The weather here has remained unseasonably cool, so there haven’t been a lot of worms yet. I thought it would be good to try a small worm farm at first, so yesterday I went to Target and got a couple of small, plastic, shoe box sized storage bins. I thought it would be right up Max’s alley, so after dinner, we got out the bins and started constructing our mini worm farm out in the garage.

We began by drilling a series of small 3/8 inch holes in the bottom of the bin. This provides drainage so that excess water can drip into the bin below it. Then we drilled the same pattern of holes on the lid. This is to provide oxygen to the worms. Next, we took some pieces of newspaper and shredded them in our paper shredder. This makes nice, uniform pieces of paper to act as the bedding for the worms. Then we sprinkled a little organic potting soil on top of the newspaper and added a 2nd layer of shredded newspaper. Then we added some of the worms that we had caught over the past week. We sprinkled some dry oats on top, then we took a spray bottle and moistened everything inside. Finally, we added a piece of moist corrugated cardboard on top of the paper bedding. Then we placed our worm farm, inside of a second bin of the same size. This bin remained whole, with no holes drilled in it. This will catch any of the debris that falls through the small drainage holes.

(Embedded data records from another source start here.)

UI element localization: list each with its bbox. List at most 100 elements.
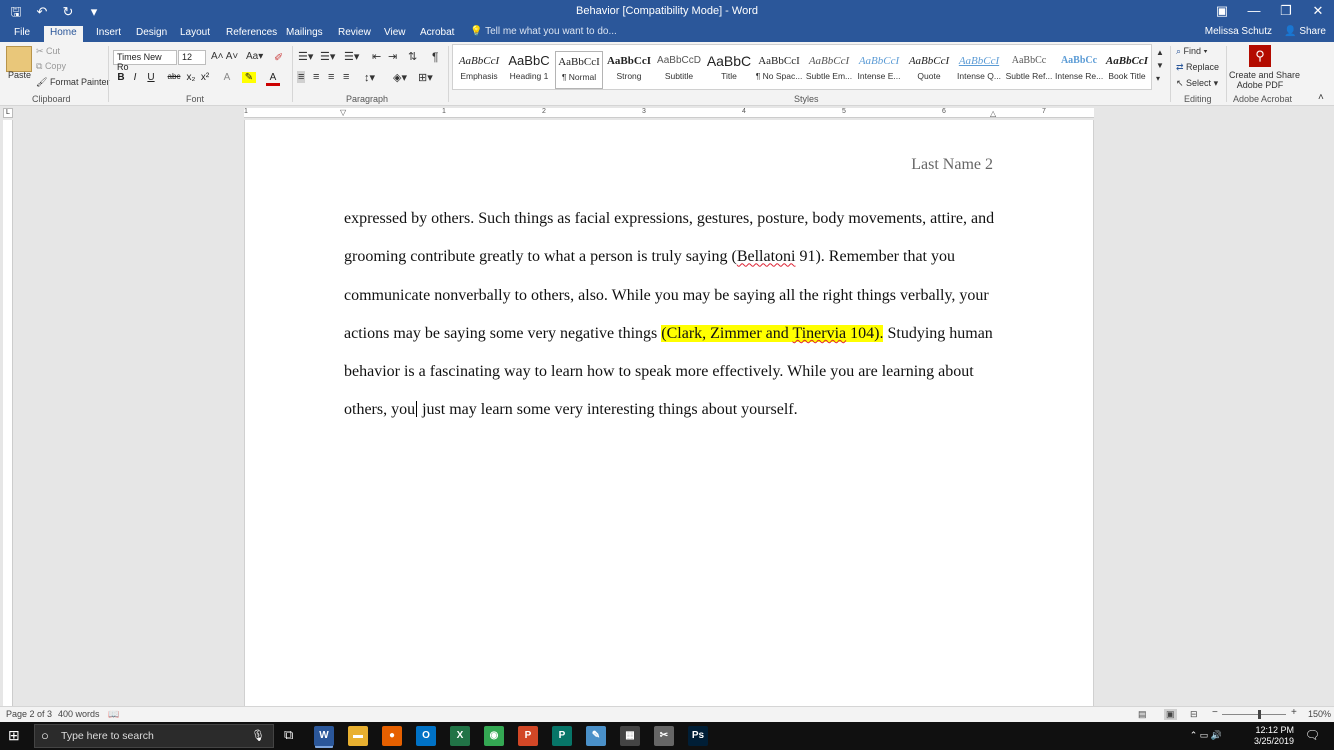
tray-icons[interactable]: ⌃ ▭ 🔊 xyxy=(1190,730,1222,741)
close-button[interactable]: ✕ xyxy=(1302,0,1334,24)
bullets-icon[interactable]: ☰▾ xyxy=(298,50,313,63)
replace-button[interactable]: ⇄ Replace xyxy=(1176,62,1219,73)
tab-view[interactable]: View xyxy=(378,26,412,42)
print-layout-icon[interactable]: ▣ xyxy=(1164,709,1177,720)
zoom-level[interactable]: 150% xyxy=(1308,709,1331,719)
word-count[interactable]: 400 words xyxy=(58,709,100,719)
style-quote[interactable]: AaBbCcI Quote xyxy=(905,51,953,89)
decrease-indent-icon[interactable]: ⇤ xyxy=(372,50,381,63)
zoom-slider[interactable] xyxy=(1222,714,1286,715)
cut-button[interactable]: ✂ Cut xyxy=(36,46,60,57)
style-subtle-emphasis[interactable]: AaBbCcI Subtle Em... xyxy=(805,51,853,89)
web-layout-icon[interactable]: ⊟ xyxy=(1190,709,1198,720)
select-button[interactable]: ↖ Select ▾ xyxy=(1176,78,1218,89)
strikethrough-button[interactable]: abc xyxy=(166,72,182,81)
style-heading-1[interactable]: AaBbC Heading 1 xyxy=(505,51,553,89)
tab-review[interactable]: Review xyxy=(332,26,377,42)
sort-icon[interactable]: ⇅ xyxy=(408,50,417,63)
style-strong[interactable]: AaBbCcI Strong xyxy=(605,51,653,89)
right-indent-marker[interactable]: △ xyxy=(990,109,996,118)
tab-home[interactable]: Home xyxy=(44,26,83,42)
proofing-icon[interactable]: 📖 xyxy=(108,709,119,720)
action-center-icon[interactable]: 🗨 xyxy=(1305,728,1320,742)
paste-button[interactable]: Paste xyxy=(8,70,31,80)
windows-start-icon[interactable]: ⊞ xyxy=(8,727,20,744)
show-formatting-icon[interactable]: ¶ xyxy=(432,50,438,64)
numbering-icon[interactable]: ☰▾ xyxy=(320,50,335,63)
photoshop-icon[interactable]: Ps xyxy=(688,726,708,746)
increase-indent-icon[interactable]: ⇥ xyxy=(388,50,397,63)
misspelled-word[interactable]: Tinervia xyxy=(793,325,847,342)
share-button[interactable]: 👤 Share xyxy=(1284,26,1326,37)
document-body[interactable]: expressed by others. Such things as faci… xyxy=(344,200,999,430)
justify-icon[interactable]: ≡ xyxy=(343,71,349,83)
powerpoint-icon[interactable]: P xyxy=(518,726,538,746)
minimize-button[interactable]: — xyxy=(1238,0,1270,24)
task-view-icon[interactable]: ⧉ xyxy=(284,727,293,743)
outlook-icon[interactable]: O xyxy=(416,726,436,746)
style-subtitle[interactable]: AaBbCcD Subtitle xyxy=(655,51,703,89)
page-count[interactable]: Page 2 of 3 xyxy=(6,709,52,719)
firefox-icon[interactable]: ● xyxy=(382,726,402,746)
tab-mailings[interactable]: Mailings xyxy=(280,26,329,42)
change-case-button[interactable]: Aa▾ xyxy=(246,51,263,62)
tab-layout[interactable]: Layout xyxy=(174,26,216,42)
format-painter-button[interactable]: 🖌 Format Painter xyxy=(36,77,109,88)
font-family-select[interactable]: Times New Ro xyxy=(113,50,177,72)
style-no-spacing[interactable]: AaBbCcI ¶ No Spac... xyxy=(755,51,803,89)
publisher-icon[interactable]: P xyxy=(552,726,572,746)
snip-icon[interactable]: ✂ xyxy=(654,726,674,746)
font-size-select[interactable]: 12 xyxy=(178,50,206,65)
style-book-title[interactable]: AaBbCcI Book Title xyxy=(1103,51,1151,89)
read-mode-icon[interactable]: ▤ xyxy=(1138,709,1147,720)
multilevel-list-icon[interactable]: ☰▾ xyxy=(344,50,359,63)
first-line-indent-marker[interactable]: ▽ xyxy=(340,108,346,117)
tab-insert[interactable]: Insert xyxy=(90,26,127,42)
align-right-icon[interactable]: ≡ xyxy=(328,71,334,83)
user-name[interactable]: Melissa Schutz xyxy=(1205,26,1272,37)
style-title[interactable]: AaBbC Title xyxy=(705,51,753,89)
italic-button[interactable]: I xyxy=(128,72,142,83)
zoom-slider-thumb[interactable] xyxy=(1258,710,1261,719)
zoom-out-button[interactable]: − xyxy=(1212,707,1218,718)
restore-button[interactable]: ❐ xyxy=(1270,0,1302,24)
calculator-icon[interactable]: ▦ xyxy=(620,726,640,746)
line-spacing-icon[interactable]: ↕▾ xyxy=(364,71,375,84)
excel-icon[interactable]: X xyxy=(450,726,470,746)
styles-scroll-buttons[interactable]: ▲ ▼ ▾ xyxy=(1156,46,1164,85)
font-color-icon[interactable]: A xyxy=(266,72,280,86)
copy-button[interactable]: ⧉ Copy xyxy=(36,61,66,72)
tab-selector-icon[interactable]: L xyxy=(3,108,13,118)
misspelled-word[interactable]: Bellatoni xyxy=(737,248,796,265)
ribbon-display-options-icon[interactable]: ▣ xyxy=(1206,0,1238,24)
style-subtle-reference[interactable]: AaBbCc Subtle Ref... xyxy=(1005,51,1053,89)
paste-icon[interactable] xyxy=(6,46,32,72)
style-intense-emphasis[interactable]: AaBbCcI Intense E... xyxy=(855,51,903,89)
style-normal[interactable]: AaBbCcI ¶ Normal xyxy=(555,51,603,89)
taskbar-search-box[interactable]: ○ Type here to search 🎙 xyxy=(34,724,274,748)
tell-me-search[interactable]: 💡 Tell me what you want to do... xyxy=(470,26,617,37)
tab-design[interactable]: Design xyxy=(130,26,173,42)
style-intense-reference[interactable]: AaBbCc Intense Re... xyxy=(1055,51,1103,89)
align-left-icon[interactable]: ≡ xyxy=(297,71,306,83)
chrome-icon[interactable]: ◉ xyxy=(484,726,504,746)
shading-icon[interactable]: ◈▾ xyxy=(393,71,407,84)
horizontal-ruler[interactable]: 1 1 2 3 4 5 6 7 ▽ △ xyxy=(244,108,1094,118)
text-effects-icon[interactable]: A xyxy=(220,72,234,83)
style-emphasis[interactable]: AaBbCcI Emphasis xyxy=(455,51,503,89)
vertical-ruler[interactable] xyxy=(3,120,13,706)
style-intense-quote[interactable]: AaBbCcI Intense Q... xyxy=(955,51,1003,89)
grow-shrink-font-buttons[interactable]: A˄ A˅ xyxy=(211,51,238,62)
file-explorer-icon[interactable]: ▬ xyxy=(348,726,368,746)
create-share-pdf-button[interactable]: Create and Share Adobe PDF xyxy=(1229,70,1300,90)
subscript-button[interactable]: x₂ xyxy=(184,72,198,83)
clear-formatting-icon[interactable]: ✐ xyxy=(274,51,283,64)
microphone-icon[interactable]: 🎙 xyxy=(251,729,265,742)
highlight-color-icon[interactable]: ✎ xyxy=(242,72,256,83)
collapse-ribbon-icon[interactable]: ˄ xyxy=(1318,92,1324,103)
adobe-pdf-icon[interactable]: ⚲ xyxy=(1249,45,1271,67)
underline-button[interactable]: U xyxy=(144,72,158,83)
superscript-button[interactable]: x² xyxy=(198,72,212,83)
find-button[interactable]: ⌕ Find ▾ xyxy=(1176,46,1207,57)
system-clock[interactable]: 12:12 PM 3/25/2019 xyxy=(1254,725,1294,747)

Now on a large scale worm farm, it can accommodate hundreds, even thousands of worms. So far we only have about two dozen in our small scale farm. In a larger scale worm farm, you are supposed to add table scraps like coffee grinds, shredded vegetables, and ground up egg shells. This acts as food for the worms. They break it down, and it turns into compost. Worm tea is produced, which is a nutrient rich liquid that is formed as the carbon based objects like the newspaper, table scraps, cardboard etc get broken down. Over time, the food scraps and paper break down and make nutrient rich soil as well. It’s supposed to be great to use in house plants, and with vegetable and herb gardens. And worms reproduce rather quickly, so if you had hundreds of worms, as the older ones die off, you should have a steady supply of new ones. So all you have to do is keep adding more table scraps and newspaper, occasionally moisten things up, and the worms do the rest of the work.

I don’t think we will be able to collect enough worms to fill a large 10 gallon storage bin, so we will probably order some worms online and have them shipped. Plus, we can order a variety of different worms (red wigglers, super red worms, nightcrawlers and euro red wigglers), which I think Max would enjoy observing. The weather is supposed to finally warm up over the weekend, so as we collect more worms, we’ll keep adding them to our mini worm farm for now. If things go well with it, then I may order some worms online and construct a larger scale worm farm.

I was concerned about the smell and attracting bugs, but all the articles I read online say that as long as you bury the scraps of food and don’t let it linger at the top, there are no problems with smell or attracting unwanted bugs. I think it will be a fun experiment for Max and I to do over the spring and summer months.